ブルームバーグの報道によると、仮想通貨企業は現在、コミュニティバンクにステーブルコイン制度でより大きな役割を与えるといった措置を提案し、上院通過を後押ししようとしている。
ほかの妥協案としては、ステーブルコイン発行体にコミュニティバンクでの準備金保有を義務付けることや、銀行が提携を通じて独自のステーブルコインを発行できるよう支援することなどが含まれている。
預金流出は起きないか?
月曜日にホワイトハウスで行われた仮想通貨業界と銀行業界の会合は、合意に至らず終了した。
上院銀行委員会のティム・スコット委員長は水曜日、フォックスニュースに対し、仮想通貨企業が利回りを提供すること自体は良いことだとしつつも、銀行のように宣伝することは認められないと述べた。
同氏は「結論として、預金流出は起きない。

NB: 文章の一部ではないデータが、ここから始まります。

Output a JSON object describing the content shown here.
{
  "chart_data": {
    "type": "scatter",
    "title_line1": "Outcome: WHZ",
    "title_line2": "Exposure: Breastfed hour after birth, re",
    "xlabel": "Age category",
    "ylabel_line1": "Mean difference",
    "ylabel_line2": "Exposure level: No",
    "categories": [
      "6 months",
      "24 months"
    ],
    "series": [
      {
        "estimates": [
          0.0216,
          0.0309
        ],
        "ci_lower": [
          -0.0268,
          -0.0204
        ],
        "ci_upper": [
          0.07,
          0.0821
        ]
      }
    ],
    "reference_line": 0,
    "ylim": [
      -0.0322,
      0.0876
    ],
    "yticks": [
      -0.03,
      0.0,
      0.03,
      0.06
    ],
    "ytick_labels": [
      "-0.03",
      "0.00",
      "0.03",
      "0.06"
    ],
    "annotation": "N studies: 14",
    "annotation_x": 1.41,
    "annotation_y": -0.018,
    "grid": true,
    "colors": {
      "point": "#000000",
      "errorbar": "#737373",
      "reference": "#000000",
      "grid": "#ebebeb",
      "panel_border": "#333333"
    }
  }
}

来週にも銀行と再び話し合う予定だ」と語った。
さらに「幸いなことに、双方とも交渉の場に残っている。これらの障害を乗り越え、米国を世界の仮想通貨の中心地にする」と強調した。

法案成立には上院承認が必要
米上院農業委員会は1月末、共和党案としてCLARITY法案の草案を公表したが、民主党の支持を得られなかった。

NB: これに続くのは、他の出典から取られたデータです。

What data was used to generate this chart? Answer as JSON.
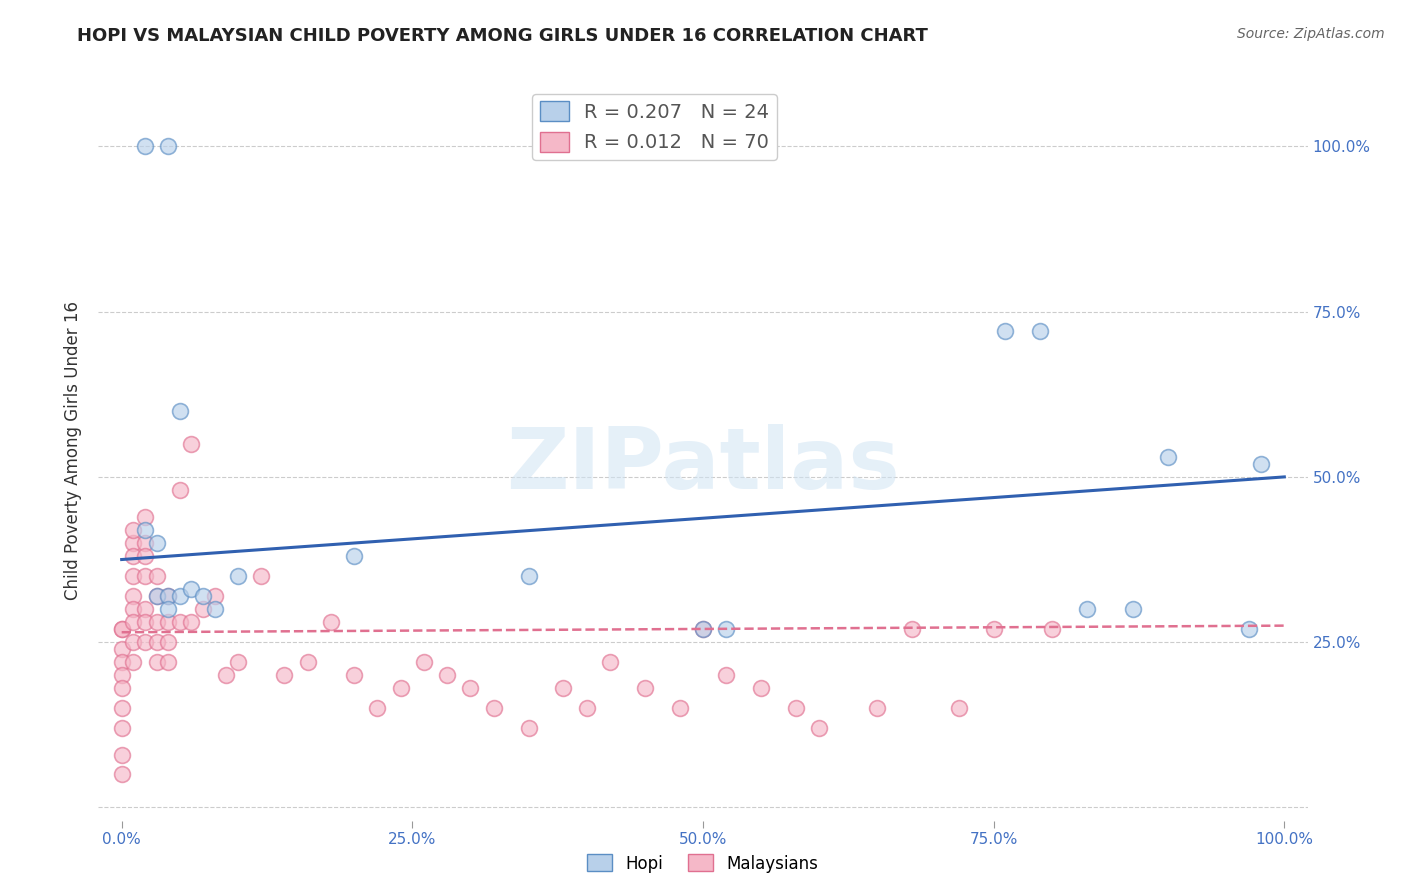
{
  "title": "HOPI VS MALAYSIAN CHILD POVERTY AMONG GIRLS UNDER 16 CORRELATION CHART",
  "source": "Source: ZipAtlas.com",
  "ylabel": "Child Poverty Among Girls Under 16",
  "watermark": "ZIPatlas",
  "background_color": "#ffffff",
  "title_color": "#222222",
  "source_color": "#666666",
  "tick_color": "#4472c4",
  "grid_color": "#cccccc",
  "hopi_color": "#b8d0ea",
  "hopi_edge_color": "#5b8ec4",
  "malaysian_color": "#f5b8c8",
  "malaysian_edge_color": "#e07090",
  "hopi_line_color": "#3060b0",
  "malaysian_line_color": "#e07090",
  "legend_hopi_R": "0.207",
  "legend_hopi_N": "24",
  "legend_mal_R": "0.012",
  "legend_mal_N": "70",
  "hopi_x": [
    0.02,
    0.04,
    0.02,
    0.03,
    0.03,
    0.04,
    0.05,
    0.04,
    0.05,
    0.06,
    0.07,
    0.08,
    0.1,
    0.2,
    0.35,
    0.5,
    0.52,
    0.76,
    0.79,
    0.83,
    0.87,
    0.9,
    0.97,
    0.98
  ],
  "hopi_y": [
    1.0,
    1.0,
    0.42,
    0.4,
    0.32,
    0.32,
    0.6,
    0.3,
    0.32,
    0.33,
    0.32,
    0.3,
    0.35,
    0.38,
    0.35,
    0.27,
    0.27,
    0.72,
    0.72,
    0.3,
    0.3,
    0.53,
    0.27,
    0.52
  ],
  "malaysian_x": [
    0.0,
    0.0,
    0.0,
    0.0,
    0.0,
    0.0,
    0.0,
    0.0,
    0.0,
    0.0,
    0.01,
    0.01,
    0.01,
    0.01,
    0.01,
    0.01,
    0.01,
    0.01,
    0.01,
    0.02,
    0.02,
    0.02,
    0.02,
    0.02,
    0.02,
    0.02,
    0.03,
    0.03,
    0.03,
    0.03,
    0.03,
    0.04,
    0.04,
    0.04,
    0.04,
    0.05,
    0.05,
    0.06,
    0.06,
    0.07,
    0.08,
    0.09,
    0.1,
    0.12,
    0.14,
    0.16,
    0.18,
    0.2,
    0.22,
    0.24,
    0.26,
    0.28,
    0.3,
    0.32,
    0.35,
    0.38,
    0.4,
    0.42,
    0.45,
    0.48,
    0.5,
    0.52,
    0.55,
    0.58,
    0.6,
    0.65,
    0.68,
    0.72,
    0.75,
    0.8
  ],
  "malaysian_y": [
    0.27,
    0.27,
    0.24,
    0.22,
    0.2,
    0.18,
    0.15,
    0.12,
    0.08,
    0.05,
    0.4,
    0.42,
    0.38,
    0.35,
    0.32,
    0.3,
    0.28,
    0.25,
    0.22,
    0.44,
    0.4,
    0.38,
    0.35,
    0.3,
    0.28,
    0.25,
    0.35,
    0.32,
    0.28,
    0.25,
    0.22,
    0.32,
    0.28,
    0.25,
    0.22,
    0.48,
    0.28,
    0.55,
    0.28,
    0.3,
    0.32,
    0.2,
    0.22,
    0.35,
    0.2,
    0.22,
    0.28,
    0.2,
    0.15,
    0.18,
    0.22,
    0.2,
    0.18,
    0.15,
    0.12,
    0.18,
    0.15,
    0.22,
    0.18,
    0.15,
    0.27,
    0.2,
    0.18,
    0.15,
    0.12,
    0.15,
    0.27,
    0.15,
    0.27,
    0.27
  ],
  "marker_size": 130,
  "marker_alpha": 0.65,
  "xlim": [
    -0.02,
    1.02
  ],
  "ylim": [
    -0.02,
    1.1
  ],
  "xticks": [
    0.0,
    0.25,
    0.5,
    0.75,
    1.0
  ],
  "yticks": [
    0.0,
    0.25,
    0.5,
    0.75,
    1.0
  ],
  "xticklabels": [
    "0.0%",
    "25.0%",
    "50.0%",
    "75.0%",
    "100.0%"
  ],
  "right_yticklabels": [
    "",
    "25.0%",
    "50.0%",
    "75.0%",
    "100.0%"
  ]
}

1月29日に行われた修正審議を経て、法案は農業委員会を通過した。しかし、最終的に可決され、トランプ大統領の署名に至るには、上院本会議で少なくとも7人の民主党議員の支持が必要となる。
一方、上院銀行委員会では、より厳格な内容の修正案が検討されており、今後、両案をすり合わせた上で立法手続きが進められる見通しだ。